If you want to do something that will work without altering WebGLRenderer, then you can do what you suggested: export a hierarchy of meshes, each with one material. Those meshes can use either indexed, or non-indexed BufferGeometry. I would expect non-indexed is sufficient.

mrdoob commented 10 years ago

So my basic idea is to write a BufferGeometry exporter that also supports multiple materials and the whole geometry splitting( or offset-material mapping) would happen while exporting and not on the client.

Yes yes yes! We definitely need a new Blender exporter that producers JSON Format 4 and slowly implement the missing features (skinning, ...). If you could start this would be amazing!

We can definitely help/discuss how to handle the material per offset part.

satori99 commented 10 years ago

I have already made a start on this. I have a working blender addon that exports indexed BufferGeometry and version 4.3 mesh objects. It can automatically split meshes by material. Though it doesn't use index offsets. It just makes seperate meshes)

At the moment it only supports static geometry (no skinning or animations), but I am hoping to get some time this weekend to figure that part out.

Python is new to me, so I probably have not written the most elegant code, but it is functional.

It also has the bonus of not modifying the blender scene at all. (The current official exporter re-uses mesh names for tmp meshes and causes the scene mesh data instances to be re-named on each export)

I will post it later today or tommorrow.

mrdoob commented 10 years ago

At the moment it only supports static geometry (no skinning or animations), but I am hoping to get some time this weekend to figure that part out.

That's not in the format "spec" yet. So I wouldn't worry about it by now.

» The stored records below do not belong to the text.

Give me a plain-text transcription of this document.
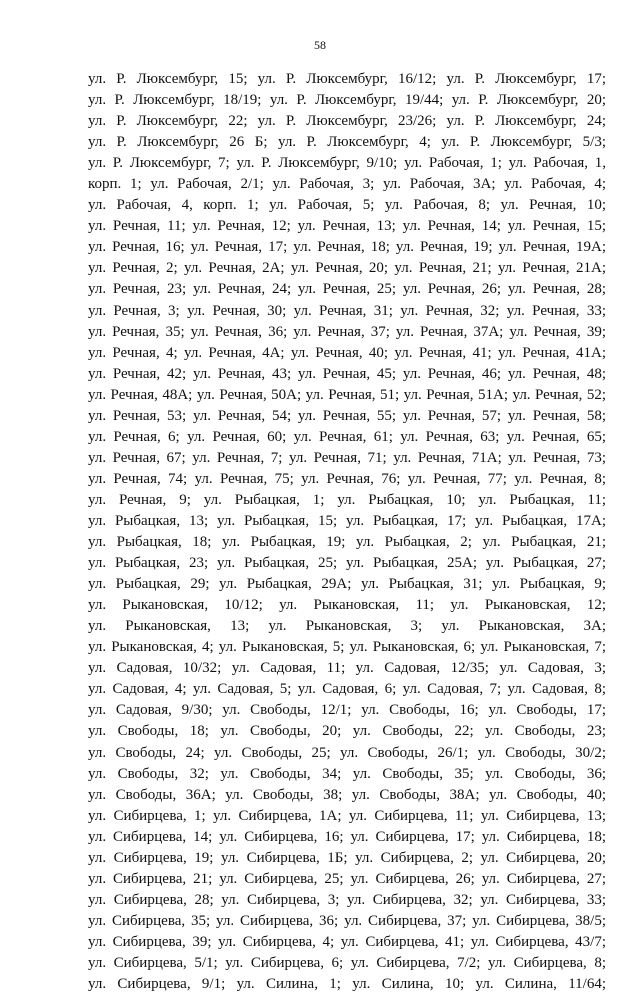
58
ул. Р. Люксембург, 15; ул. Р. Люксембург, 16/12; ул. Р. Люксембург, 17;
ул. Р. Люксембург, 18/19; ул. Р. Люксембург, 19/44; ул. Р. Люксембург, 20;
ул. Р. Люксембург, 22; ул. Р. Люксембург, 23/26; ул. Р. Люксембург, 24;
ул. Р. Люксембург, 26 Б; ул. Р. Люксембург, 4; ул. Р. Люксембург, 5/3;
ул. Р. Люксембург, 7; ул. Р. Люксембург, 9/10; ул. Рабочая, 1; ул. Рабочая, 1,
корп. 1; ул. Рабочая, 2/1; ул. Рабочая, 3; ул. Рабочая, 3А; ул. Рабочая, 4;
ул. Рабочая, 4, корп. 1; ул. Рабочая, 5; ул. Рабочая, 8; ул. Речная, 10;
ул. Речная, 11; ул. Речная, 12; ул. Речная, 13; ул. Речная, 14; ул. Речная, 15;
ул. Речная, 16; ул. Речная, 17; ул. Речная, 18; ул. Речная, 19; ул. Речная, 19А;
ул. Речная, 2; ул. Речная, 2А; ул. Речная, 20; ул. Речная, 21; ул. Речная, 21А;
ул. Речная, 23; ул. Речная, 24; ул. Речная, 25; ул. Речная, 26; ул. Речная, 28;
ул. Речная, 3; ул. Речная, 30; ул. Речная, 31; ул. Речная, 32; ул. Речная, 33;
ул. Речная, 35; ул. Речная, 36; ул. Речная, 37; ул. Речная, 37А; ул. Речная, 39;
ул. Речная, 4; ул. Речная, 4А; ул. Речная, 40; ул. Речная, 41; ул. Речная, 41А;
ул. Речная, 42; ул. Речная, 43; ул. Речная, 45; ул. Речная, 46; ул. Речная, 48;
ул. Речная, 48А; ул. Речная, 50А; ул. Речная, 51; ул. Речная, 51А; ул. Речная, 52;
ул. Речная, 53; ул. Речная, 54; ул. Речная, 55; ул. Речная, 57; ул. Речная, 58;
ул. Речная, 6; ул. Речная, 60; ул. Речная, 61; ул. Речная, 63; ул. Речная, 65;
ул. Речная, 67; ул. Речная, 7; ул. Речная, 71; ул. Речная, 71А; ул. Речная, 73;
ул. Речная, 74; ул. Речная, 75; ул. Речная, 76; ул. Речная, 77; ул. Речная, 8;
ул. Речная, 9; ул. Рыбацкая, 1; ул. Рыбацкая, 10; ул. Рыбацкая, 11;
ул. Рыбацкая, 13; ул. Рыбацкая, 15; ул. Рыбацкая, 17; ул. Рыбацкая, 17А;
ул. Рыбацкая, 18; ул. Рыбацкая, 19; ул. Рыбацкая, 2; ул. Рыбацкая, 21;
ул. Рыбацкая, 23; ул. Рыбацкая, 25; ул. Рыбацкая, 25А; ул. Рыбацкая, 27;
ул. Рыбацкая, 29; ул. Рыбацкая, 29А; ул. Рыбацкая, 31; ул. Рыбацкая, 9;
ул. Рыкановская, 10/12; ул. Рыкановская, 11; ул. Рыкановская, 12;
ул. Рыкановская, 13; ул. Рыкановская, 3; ул. Рыкановская, 3А;
ул. Рыкановская, 4; ул. Рыкановская, 5; ул. Рыкановская, 6; ул. Рыкановская, 7;
ул. Садовая, 10/32; ул. Садовая, 11; ул. Садовая, 12/35; ул. Садовая, 3;
ул. Садовая, 4; ул. Садовая, 5; ул. Садовая, 6; ул. Садовая, 7; ул. Садовая, 8;
ул. Садовая, 9/30; ул. Свободы, 12/1; ул. Свободы, 16; ул. Свободы, 17;
ул. Свободы, 18; ул. Свободы, 20; ул. Свободы, 22; ул. Свободы, 23;
ул. Свободы, 24; ул. Свободы, 25; ул. Свободы, 26/1; ул. Свободы, 30/2;
ул. Свободы, 32; ул. Свободы, 34; ул. Свободы, 35; ул. Свободы, 36;
ул. Свободы, 36А; ул. Свободы, 38; ул. Свободы, 38А; ул. Свободы, 40;
ул. Сибирцева, 1; ул. Сибирцева, 1А; ул. Сибирцева, 11; ул. Сибирцева, 13;
ул. Сибирцева, 14; ул. Сибирцева, 16; ул. Сибирцева, 17; ул. Сибирцева, 18;
ул. Сибирцева, 19; ул. Сибирцева, 1Б; ул. Сибирцева, 2; ул. Сибирцева, 20;
ул. Сибирцева, 21; ул. Сибирцева, 25; ул. Сибирцева, 26; ул. Сибирцева, 27;
ул. Сибирцева, 28; ул. Сибирцева, 3; ул. Сибирцева, 32; ул. Сибирцева, 33;
ул. Сибирцева, 35; ул. Сибирцева, 36; ул. Сибирцева, 37; ул. Сибирцева, 38/5;
ул. Сибирцева, 39; ул. Сибирцева, 4; ул. Сибирцева, 41; ул. Сибирцева, 43/7;
ул. Сибирцева, 5/1; ул. Сибирцева, 6; ул. Сибирцева, 7/2; ул. Сибирцева, 8;
ул. Сибирцева, 9/1; ул. Силина, 1; ул. Силина, 10; ул. Силина, 11/64;
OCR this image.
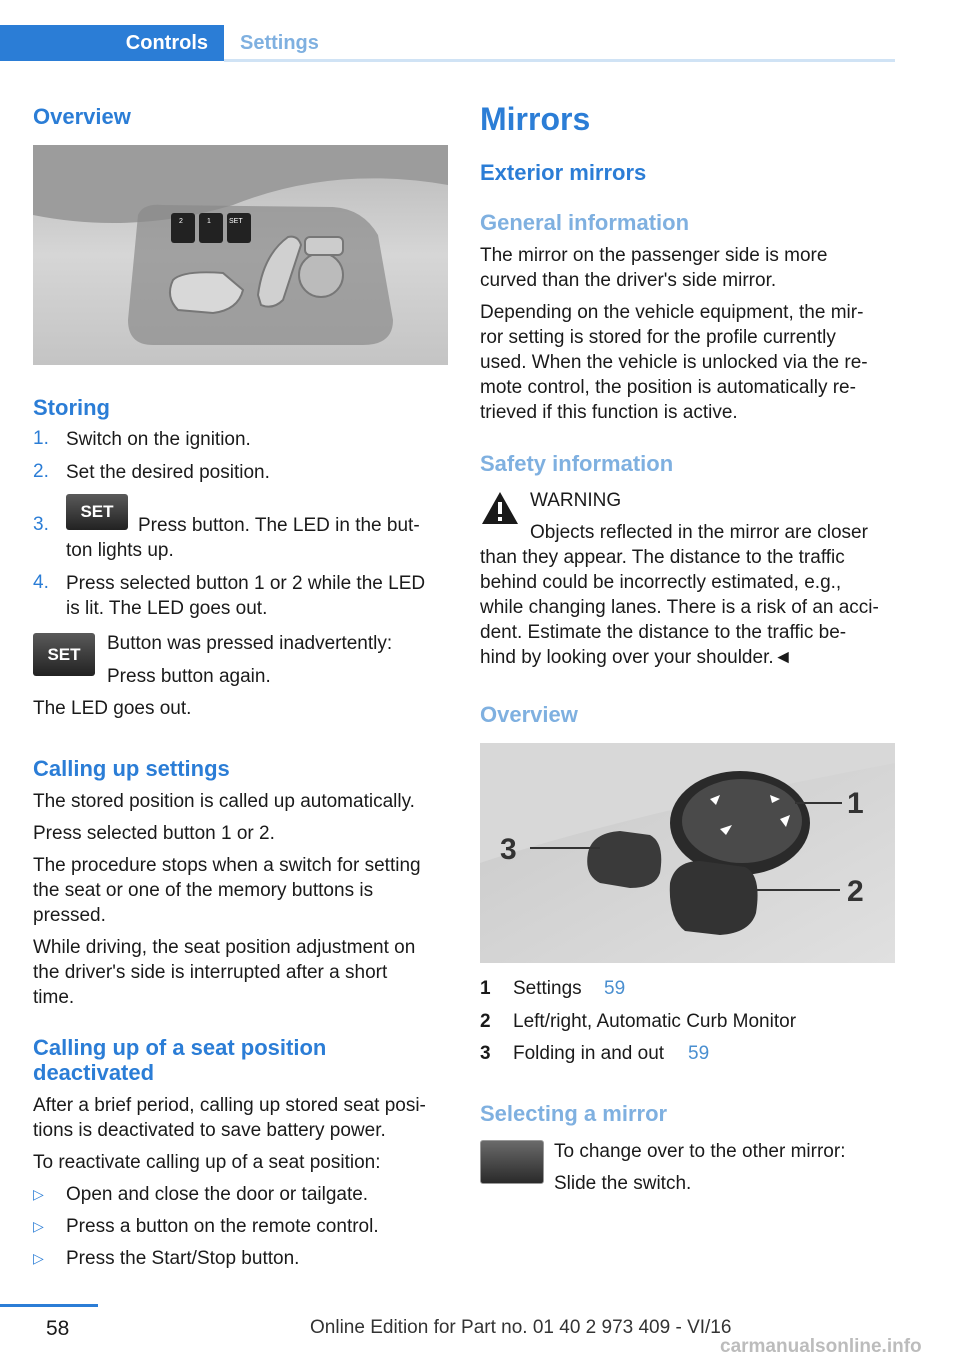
Controls	Settings
Overview
2	1	SET
Storing
1. Switch on the ignition.
2. Set the desired position.
3.
SET
Press button. The LED in the but‐
ton lights up.
4. Press selected button 1 or 2 while the LED
is lit. The LED goes out.
SET	Button was pressed inadvertently:
Press button again.
The LED goes out.
Calling up settings
The stored position is called up automatically.
Press selected button 1 or 2.
The procedure stops when a switch for setting
the seat or one of the memory buttons is
pressed.
While driving, the seat position adjustment on
the driver's side is interrupted after a short
time.
Calling up of a seat position
deactivated
After a brief period, calling up stored seat posi‐
tions is deactivated to save battery power.
To reactivate calling up of a seat position:
▷ Open and close the door or tailgate.
▷ Press a button on the remote control.
▷ Press the Start/Stop button.
Mirrors
Exterior mirrors
General information
The mirror on the passenger side is more
curved than the driver's side mirror.
Depending on the vehicle equipment, the mir‐
ror setting is stored for the profile currently
used. When the vehicle is unlocked via the re‐
mote control, the position is automatically re‐
trieved if this function is active.
Safety information
WARNING
Objects reflected in the mirror are closer
than they appear. The distance to the traffic
behind could be incorrectly estimated, e.g.,
while changing lanes. There is a risk of an acci‐
dent. Estimate the distance to the traffic be‐
hind by looking over your shoulder.◄
Overview
1
2
3
1 Settings 59
2 Left/right, Automatic Curb Monitor
3 Folding in and out 59
Selecting a mirror
To change over to the other mirror:
Slide the switch.
58	Online Edition for Part no. 01 40 2 973 409 - VI/16
carmanualsonline.info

Feel free to share what you have so far! ^^

rawphl commented 10 years ago

@satori99 sounds great!

Python is new to me, so I probably have not written the most elegant code, but it is functional.

I can help with a code clean up and documentation as soon as the functionality is there ;) I've spent the last few weeks learning the blender api and studying the WebGLRenderer and various blender exporter codes, all of which don't really have much documentation, so I think it's important to comment and document what we do, it will make it a lot easier for contributors in the future.

satori99 commented 10 years ago

I finally got some time for fun-coding (as opposed to boring coding that pays bills) and made my blender export script into an add-on.

https://github.com/satori99/threejs-blender-export

This is an example of a blender suzzane mesh with 6 materials exported as a Three.js object

Example of exported multimaterial mesh

You can view the example here (Orbit controls, use Shift to control light), and see the example JSON here

I use this script add-on to take advantage of multi-material meshes that use BufferGeometry with no need for MeshFaceMaterial.

rawphl commented 10 years ago

I read through #5417 and took a look at repsac's exporter. It seems to be very nice and already quite advanced, although it doesn't support exporting indexed geometries like satori99' exporter.

Anyway, both solutions provide a way to use multiple materials with a buffergeometry, so I'll close this issue and follow the development in #5417.